Step 6 - Connect Whisper to Ozeki Voice Keyboard

The following video shows how to connect the Whisper server to Ozeki Voice Keyboard and verify that transcription is working correctly. The video covers copying the API URL, configuring the Voice settings, and confirming the connection through the log viewer.

Copy the API URL from the terminal output. This is the endpoint you will enter in Ozeki Voice Keyboard to point it at the local Whisper server (Figure 10).

http://localhost:10301/v1

Copy API URL from terminal — Figure 10 - Copy the API URL from the terminal

Open Ozeki Voice Keyboard and locate its icon in the Windows system tray in the bottom right corner of your taskbar (Figure 11).

Figure 11 - Locate the Ozeki Voice Keyboard tray icon

Before configuring the Voice settings, enable HTTP logging so you can verify that requests are reaching the Whisper server. Right-click the tray icon and navigate to Logs from the context menu (Figure 12).

Navigate to logs from context menu — Figure 12 - Navigate to Logs from the context menu

In the Logs window, enable HTTP logging and close the window. This will allow you to monitor the requests sent to the Whisper server after configuration (Figure 13).

Enable HTTP logging and close window — Figure 13 - Enable HTTP logging and close the window

Right-click the tray icon again and open the Voice settings from the context menu (Figure 14).

Open Voice settings from context menu — Figure 14 - Open Voice settings from the context menu

Enter the API URL you copied from the terminal, append "/audio/transcriptions" to the end of the URL, specify the model name, and leave the API key field empty since the local server does not require authentication. Click OK to save the settings (Figure 15).

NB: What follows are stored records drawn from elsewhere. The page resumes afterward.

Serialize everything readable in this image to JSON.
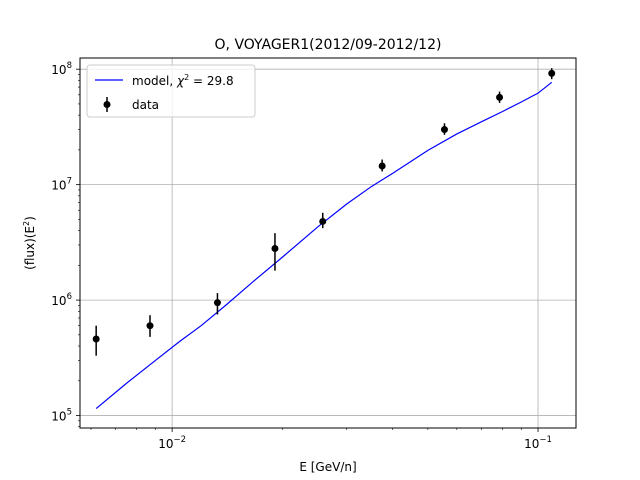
{
  "chart_data": {
    "type": "scatter",
    "title": "O, VOYAGER1(2012/09-2012/12)",
    "xlabel": "E [GeV/n]",
    "ylabel_parts": {
      "flux": "(flux)",
      "e2_base": "(E",
      "e2_sup": "2",
      "e2_close": ")"
    },
    "x_scale": "log",
    "y_scale": "log",
    "xlim": [
      0.0056,
      0.127
    ],
    "ylim": [
      78000,
      125000000
    ],
    "grid": true,
    "legend_position": "top-left",
    "x_ticks": [
      {
        "value": 0.01,
        "base": "10",
        "exp": "−2"
      },
      {
        "value": 0.1,
        "base": "10",
        "exp": "−1"
      }
    ],
    "y_ticks": [
      {
        "value": 100000,
        "base": "10",
        "exp": "5"
      },
      {
        "value": 1000000,
        "base": "10",
        "exp": "6"
      },
      {
        "value": 10000000,
        "base": "10",
        "exp": "7"
      },
      {
        "value": 100000000,
        "base": "10",
        "exp": "8"
      }
    ],
    "series": [
      {
        "name": "data",
        "kind": "errorbar",
        "color": "#000000",
        "points": [
          {
            "x": 0.0062,
            "y": 460000,
            "ylo": 330000,
            "yhi": 600000
          },
          {
            "x": 0.0087,
            "y": 600000,
            "ylo": 480000,
            "yhi": 740000
          },
          {
            "x": 0.0133,
            "y": 950000,
            "ylo": 750000,
            "yhi": 1150000
          },
          {
            "x": 0.0191,
            "y": 2800000,
            "ylo": 1800000,
            "yhi": 3800000
          },
          {
            "x": 0.0258,
            "y": 4800000,
            "ylo": 4200000,
            "yhi": 5700000
          },
          {
            "x": 0.0375,
            "y": 14500000,
            "ylo": 13000000,
            "yhi": 16500000
          },
          {
            "x": 0.0555,
            "y": 30000000,
            "ylo": 27000000,
            "yhi": 34000000
          },
          {
            "x": 0.0785,
            "y": 57000000,
            "ylo": 51000000,
            "yhi": 64000000
          },
          {
            "x": 0.109,
            "y": 92000000,
            "ylo": 82000000,
            "yhi": 102000000
          }
        ]
      },
      {
        "name_parts": {
          "prefix": "model, ",
          "chi": "χ",
          "sup": "2",
          "rest": " = 29.8"
        },
        "kind": "line",
        "color": "#0000ff",
        "x": [
          0.0062,
          0.0075,
          0.009,
          0.0105,
          0.012,
          0.014,
          0.017,
          0.02,
          0.025,
          0.03,
          0.035,
          0.04,
          0.05,
          0.06,
          0.07,
          0.08,
          0.09,
          0.1,
          0.109
        ],
        "y": [
          115000,
          190000,
          300000,
          440000,
          600000,
          900000,
          1530000,
          2350000,
          4300000,
          6800000,
          9600000,
          12500000,
          19800000,
          27500000,
          35000000,
          43000000,
          52000000,
          62000000,
          77000000
        ]
      }
    ]
  }
}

Enter API URL, model and key — Figure 15 - Enter the API URL, model and API key

Test the setup by placing your cursor in any input field and using the voice recording hotkey to dictate some text. The audio will be sent to the local Whisper server and the transcription will be pasted into the active field (Figure 16).

Figure 16 - Use speech-to-text transcription

Open the Logs window to verify the request. You should see an HTTP request to the /v1/audio/transcriptions endpoint, confirming that Ozeki Voice Keyboard is successfully communicating with the local Whisper server (Figure 17).

View request in logs — Figure 17 - View the transcription request in the logs

To sum it up

You have successfully set up a local Whisper speech recognition server on Windows and connected it to Ozeki Voice Keyboard. The application will now use your local Whisper instance for all voice transcriptions, giving you a fast, private, and fully offline speech-to-text pipeline that does not rely on any external cloud service.